Monday, October 27, 2003
2 piano, 4 hands (Cleveland Play House)
Cleveland Play House hits right keyes in ‘2 PIANOS, 4 HANDS’
Alex Berko is 7 years old. He has had three piano recitals and has been asked to participate in a piano competitions. He has a bright future, right? Well, after watching Ted Dykstra and Richard Greenblatt’s ‘2 PIANOS 4 HANDS,’ Alex, and anyone else who has aspirations of being a top flight pianist, might have different thoughts. And anyone who has ever taken piano lessons, or knows anyone who has, will be carried back to those glorious (?) days.
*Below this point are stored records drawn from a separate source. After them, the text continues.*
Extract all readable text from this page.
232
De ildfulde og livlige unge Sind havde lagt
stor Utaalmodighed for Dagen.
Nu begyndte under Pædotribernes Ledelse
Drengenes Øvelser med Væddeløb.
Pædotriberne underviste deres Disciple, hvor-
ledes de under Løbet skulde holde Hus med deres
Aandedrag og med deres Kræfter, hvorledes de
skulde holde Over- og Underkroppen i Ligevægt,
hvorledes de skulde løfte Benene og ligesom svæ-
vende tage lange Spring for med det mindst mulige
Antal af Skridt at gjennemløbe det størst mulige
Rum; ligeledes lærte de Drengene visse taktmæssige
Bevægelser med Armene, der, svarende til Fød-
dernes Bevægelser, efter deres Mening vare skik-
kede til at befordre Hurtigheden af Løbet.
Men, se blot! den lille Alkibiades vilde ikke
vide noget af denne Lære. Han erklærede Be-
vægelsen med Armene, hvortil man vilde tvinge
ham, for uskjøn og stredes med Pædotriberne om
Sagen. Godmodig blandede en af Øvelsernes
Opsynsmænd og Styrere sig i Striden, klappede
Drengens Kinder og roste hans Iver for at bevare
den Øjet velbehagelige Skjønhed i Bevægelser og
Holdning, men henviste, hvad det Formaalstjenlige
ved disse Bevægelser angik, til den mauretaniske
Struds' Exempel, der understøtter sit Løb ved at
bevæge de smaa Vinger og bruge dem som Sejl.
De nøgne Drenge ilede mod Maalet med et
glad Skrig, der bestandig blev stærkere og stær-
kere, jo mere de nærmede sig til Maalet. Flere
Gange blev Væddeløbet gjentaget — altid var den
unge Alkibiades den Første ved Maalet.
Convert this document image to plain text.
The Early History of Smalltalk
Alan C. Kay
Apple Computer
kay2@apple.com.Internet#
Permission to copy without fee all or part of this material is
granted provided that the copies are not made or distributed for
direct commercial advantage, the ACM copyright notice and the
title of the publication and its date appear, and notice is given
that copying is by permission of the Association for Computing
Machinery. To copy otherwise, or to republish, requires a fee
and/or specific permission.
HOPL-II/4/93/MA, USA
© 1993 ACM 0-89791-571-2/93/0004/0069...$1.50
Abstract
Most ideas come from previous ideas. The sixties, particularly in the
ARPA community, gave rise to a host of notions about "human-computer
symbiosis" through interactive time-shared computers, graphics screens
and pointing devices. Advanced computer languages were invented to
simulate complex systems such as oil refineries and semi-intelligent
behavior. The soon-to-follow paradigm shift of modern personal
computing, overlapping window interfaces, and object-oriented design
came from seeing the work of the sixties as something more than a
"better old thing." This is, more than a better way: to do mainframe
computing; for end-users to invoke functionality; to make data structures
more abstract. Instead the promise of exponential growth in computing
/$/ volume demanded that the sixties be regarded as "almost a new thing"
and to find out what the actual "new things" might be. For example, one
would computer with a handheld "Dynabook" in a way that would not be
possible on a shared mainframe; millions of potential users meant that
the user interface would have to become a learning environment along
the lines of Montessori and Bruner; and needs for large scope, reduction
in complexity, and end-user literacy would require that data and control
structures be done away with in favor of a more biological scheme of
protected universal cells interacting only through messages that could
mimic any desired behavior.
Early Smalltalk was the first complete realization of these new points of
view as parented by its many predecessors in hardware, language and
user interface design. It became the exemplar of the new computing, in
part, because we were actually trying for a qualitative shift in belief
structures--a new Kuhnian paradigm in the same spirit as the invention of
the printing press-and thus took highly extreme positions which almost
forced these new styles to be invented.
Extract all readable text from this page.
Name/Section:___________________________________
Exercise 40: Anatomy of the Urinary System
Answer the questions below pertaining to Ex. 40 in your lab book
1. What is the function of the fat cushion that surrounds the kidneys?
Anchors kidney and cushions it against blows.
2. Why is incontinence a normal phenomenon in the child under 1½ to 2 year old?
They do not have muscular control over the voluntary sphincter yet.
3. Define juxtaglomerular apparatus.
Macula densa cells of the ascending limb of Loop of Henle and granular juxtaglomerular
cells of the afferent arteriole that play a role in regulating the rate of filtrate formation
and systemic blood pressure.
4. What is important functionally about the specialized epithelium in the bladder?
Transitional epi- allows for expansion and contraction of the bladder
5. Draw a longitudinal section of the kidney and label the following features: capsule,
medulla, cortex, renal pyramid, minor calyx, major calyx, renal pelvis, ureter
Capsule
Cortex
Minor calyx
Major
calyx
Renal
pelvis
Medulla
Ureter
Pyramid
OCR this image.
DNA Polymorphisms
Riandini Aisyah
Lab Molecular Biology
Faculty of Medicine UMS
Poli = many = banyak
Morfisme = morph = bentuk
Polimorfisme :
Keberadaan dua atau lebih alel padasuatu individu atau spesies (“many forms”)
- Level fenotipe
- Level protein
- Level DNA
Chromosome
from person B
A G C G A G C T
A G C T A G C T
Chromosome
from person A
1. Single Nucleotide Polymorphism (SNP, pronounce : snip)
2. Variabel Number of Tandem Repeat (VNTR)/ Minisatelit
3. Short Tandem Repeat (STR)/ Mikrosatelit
Ted Dykstra and Richard Greenblatt are the subjects of their own play. They, in their own words, are “the best pianists in the neighborhood.” Neither of them started out that way. Much like Alex, as children they became fascinated with the piano, an instrument for which they apparently had great talent. As we follow their lives and careers in music we experience their musical journey from adolescence to adulthood. A journey that is filled with laughter, euphoria, pain and tears.
The CPH cast is composed of Mark Anders portraying Ted, and Carl Danielsen as Richard. The two are both excellent pianists and actors. Without such a talented cast, the play wouldn’t work. We need to see the two actually playing, mature through the years. Taped music just wouldn’t have done it. The playing of less accomplished performers also wouldn’t have worked. This is not a play that will be done by amateur groups. The whole task would be too daunting.
The audience is confronted by two grand pianos, nicely nestled in a room with plush royal blue walls and busts of Bach and Beethoven. Through flashbacks, we watch as the two are confronted by parents, teachers, professors and numerous others who invaded their real and musical lives. The two even musically and psychologically directly wrestle with each other at piano competitions and during their training.
The production is wonderful. It hits all the right keys. It is filled with great music, covering everything from Bach to Billy Joel, from Beethoven to jazz. The script, which centers around the music, allows us to experience the fun and pain of trying to achieve in the world of music.
CAPSULE JUDGEMENT: If you love classical music, if you appreciate fine performances, and are willing to expand your definition of what theatre should be, you’ll love ‘2 PIANOS, 4 HANDS.”